Fräulein Julie, Barbican Theatre
Tuesday 30th April 2013
Most theatre directors produce work which is visually the same as everyone else’s. Not Katie Mitchell. Her plays are always brilliantly acted, highly atmospheric and often use film media in an amazing way. But she almost never works in this country any more. Scorned by the National Theatre, by the myopic critics (although loved by audiences), she now works mainly abroad. This production, first staged at the Schaubühne theatre in Berlin, is a perfect example of her genius.
In August Strindberg’s Fröken Julie, written in 1888, the set is the kitchen of a country mansion, where on Midsummer’s Eve the daughter of the house, Miss Julie, has a sexual encounter with Jean, a servant. Yes, it’s that familiar brew of sex, class and madness.

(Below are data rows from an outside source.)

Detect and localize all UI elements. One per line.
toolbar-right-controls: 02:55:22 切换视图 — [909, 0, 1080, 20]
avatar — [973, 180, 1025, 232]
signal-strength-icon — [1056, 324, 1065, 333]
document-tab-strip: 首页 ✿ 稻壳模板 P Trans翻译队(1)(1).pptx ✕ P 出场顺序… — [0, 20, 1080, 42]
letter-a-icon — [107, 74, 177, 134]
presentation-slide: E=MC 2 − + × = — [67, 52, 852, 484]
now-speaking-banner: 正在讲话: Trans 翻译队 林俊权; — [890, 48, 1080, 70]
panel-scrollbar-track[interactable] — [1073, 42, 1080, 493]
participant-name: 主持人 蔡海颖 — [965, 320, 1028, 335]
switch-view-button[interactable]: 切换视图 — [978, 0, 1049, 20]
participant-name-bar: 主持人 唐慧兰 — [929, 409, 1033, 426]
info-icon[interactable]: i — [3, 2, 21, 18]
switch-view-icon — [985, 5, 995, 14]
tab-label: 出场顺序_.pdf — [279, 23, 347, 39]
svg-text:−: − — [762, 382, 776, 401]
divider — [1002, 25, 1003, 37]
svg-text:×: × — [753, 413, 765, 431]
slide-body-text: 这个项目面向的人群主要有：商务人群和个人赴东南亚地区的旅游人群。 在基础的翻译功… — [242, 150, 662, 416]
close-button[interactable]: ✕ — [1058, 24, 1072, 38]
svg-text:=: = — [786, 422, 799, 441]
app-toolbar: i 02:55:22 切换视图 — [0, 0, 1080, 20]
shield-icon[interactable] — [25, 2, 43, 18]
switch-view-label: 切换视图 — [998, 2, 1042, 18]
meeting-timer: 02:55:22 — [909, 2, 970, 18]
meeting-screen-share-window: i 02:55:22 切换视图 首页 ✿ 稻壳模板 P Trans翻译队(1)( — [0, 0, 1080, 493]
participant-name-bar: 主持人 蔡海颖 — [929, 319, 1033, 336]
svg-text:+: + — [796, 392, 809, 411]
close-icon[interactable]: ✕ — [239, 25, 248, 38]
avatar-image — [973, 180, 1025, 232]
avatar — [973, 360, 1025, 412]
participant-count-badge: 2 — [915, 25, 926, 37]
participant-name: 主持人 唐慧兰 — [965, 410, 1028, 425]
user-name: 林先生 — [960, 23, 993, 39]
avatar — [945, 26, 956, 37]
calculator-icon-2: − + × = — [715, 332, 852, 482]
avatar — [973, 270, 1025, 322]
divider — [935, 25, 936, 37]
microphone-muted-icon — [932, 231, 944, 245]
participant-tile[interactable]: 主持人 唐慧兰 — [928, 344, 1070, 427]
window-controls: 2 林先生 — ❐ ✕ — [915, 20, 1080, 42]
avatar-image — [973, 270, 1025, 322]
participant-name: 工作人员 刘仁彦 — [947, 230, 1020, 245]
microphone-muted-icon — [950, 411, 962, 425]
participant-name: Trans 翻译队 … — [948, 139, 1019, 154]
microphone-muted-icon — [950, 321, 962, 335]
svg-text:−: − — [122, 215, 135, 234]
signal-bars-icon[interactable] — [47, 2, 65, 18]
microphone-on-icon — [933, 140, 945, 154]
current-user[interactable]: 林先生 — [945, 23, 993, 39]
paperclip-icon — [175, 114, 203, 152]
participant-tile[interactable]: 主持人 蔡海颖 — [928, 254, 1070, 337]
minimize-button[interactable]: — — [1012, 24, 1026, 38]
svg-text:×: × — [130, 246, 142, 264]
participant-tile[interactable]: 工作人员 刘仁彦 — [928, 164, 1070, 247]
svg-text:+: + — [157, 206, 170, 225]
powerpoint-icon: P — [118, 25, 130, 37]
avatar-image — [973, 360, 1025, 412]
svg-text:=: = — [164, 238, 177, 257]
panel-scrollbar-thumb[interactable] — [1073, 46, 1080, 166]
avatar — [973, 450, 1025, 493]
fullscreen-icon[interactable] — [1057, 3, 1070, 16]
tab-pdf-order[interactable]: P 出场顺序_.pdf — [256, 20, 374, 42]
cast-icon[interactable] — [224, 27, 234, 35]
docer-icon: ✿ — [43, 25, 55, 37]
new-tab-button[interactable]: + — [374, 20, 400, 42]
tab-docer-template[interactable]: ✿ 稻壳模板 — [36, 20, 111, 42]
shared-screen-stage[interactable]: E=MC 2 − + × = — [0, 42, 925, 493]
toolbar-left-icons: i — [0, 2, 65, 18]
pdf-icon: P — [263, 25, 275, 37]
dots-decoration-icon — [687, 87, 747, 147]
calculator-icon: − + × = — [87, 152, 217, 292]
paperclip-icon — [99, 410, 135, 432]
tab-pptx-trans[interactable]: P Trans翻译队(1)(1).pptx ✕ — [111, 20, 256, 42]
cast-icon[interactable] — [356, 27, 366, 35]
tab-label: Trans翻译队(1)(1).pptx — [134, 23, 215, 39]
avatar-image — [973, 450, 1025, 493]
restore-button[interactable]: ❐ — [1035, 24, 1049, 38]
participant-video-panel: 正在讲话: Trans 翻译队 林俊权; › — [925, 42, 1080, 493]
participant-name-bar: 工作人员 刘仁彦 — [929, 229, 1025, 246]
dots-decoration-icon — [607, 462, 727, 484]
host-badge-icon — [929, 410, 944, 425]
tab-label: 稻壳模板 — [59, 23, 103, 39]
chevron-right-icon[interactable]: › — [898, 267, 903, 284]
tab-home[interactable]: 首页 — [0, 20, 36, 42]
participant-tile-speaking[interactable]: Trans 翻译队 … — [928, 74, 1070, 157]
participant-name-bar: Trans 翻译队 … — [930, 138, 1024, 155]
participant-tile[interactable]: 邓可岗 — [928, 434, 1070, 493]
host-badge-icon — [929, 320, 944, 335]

Although he is already engaged to Kristin, another servant, Jean and Julie plan to run away together, but after a night of febrile passion, the cold light of reality comes with the dawn.
One of the pioneering naturalistic plays of European culture, this is a classic that attracts experimental directors keen to adapt the story like ripe meat attracts flies. At the moment, Londoners can enjoy the South African Yeal Farber’s take on the story in Mies Julie at the Riverside Studios, and now here comes a German version. Mitchell’s approach is daring: her aim is be as radical today as Strindberg was in his day. So Mitchell deconstructs the original play: she reimagines the story through Kristin’s eyes. A cook of few words, she is given a voice in this adaptation — written by Mitchell — which uses real-time filming to explore the drama. This means that the stage is divided into a lower level where the actors and crew act and film each other, and an upper level where we can watch the resulting film.
This approach creates a radically new experience. Instead of a play about a mismatched couple, the posh girl and the bad boy, this becomes a film about a lonely servant, whose life is a series of hard tasks and whose existential thoughts are bound by quotidian work. Kristin prepares a meal of kidney for Jean; she winds up the clock; she tests the sharpness of a knife. It’s women’s work, unglamorous, often tedious, but comforting in its familiarity. By following Kristin, we lose sight of Julie and Jean for most of the 75-minute show. In perhaps the most exciting scene, Kristen wakes up at night and hears their voices in the room below. Taking a glass, she amplifies the sound and their muffled dialogue suddenly becomes clear. Likewise, the video close ups allow us to see the facial expressions of the actors in a hyper realistic way. Every line is visible.
The claustrophobic atmosphere of the relationships of the play come across with a rare power, and seeing the filming work by the cast and crew (a technique that Mitchell has developed in several plays since she pioneered it in her groundbreaking Waves in 2006) illustrates the modernist idea that reality is made up of fragments. Also vital to the beguiling atmosphere of the piece is the cello playing of Chloe Miller and the hyper-realistic sound effects — scratching, wooshing and clunking — produced by the crew to accompany the filming. Co-directed by Mitchell and Leo Warner, who is responsible for the video filming, the performances of Jule Böwe as Kristin, Luise Wolfram as Julie and Tilman Strauss as Jean are pitched perfectly, restrained yet convincing. The quietly slow pace is reminiscent of Tarkovsky, there is very little dialogue, but this version puts you right in that countryhouse kitchen — it’s a uniquely intense experience.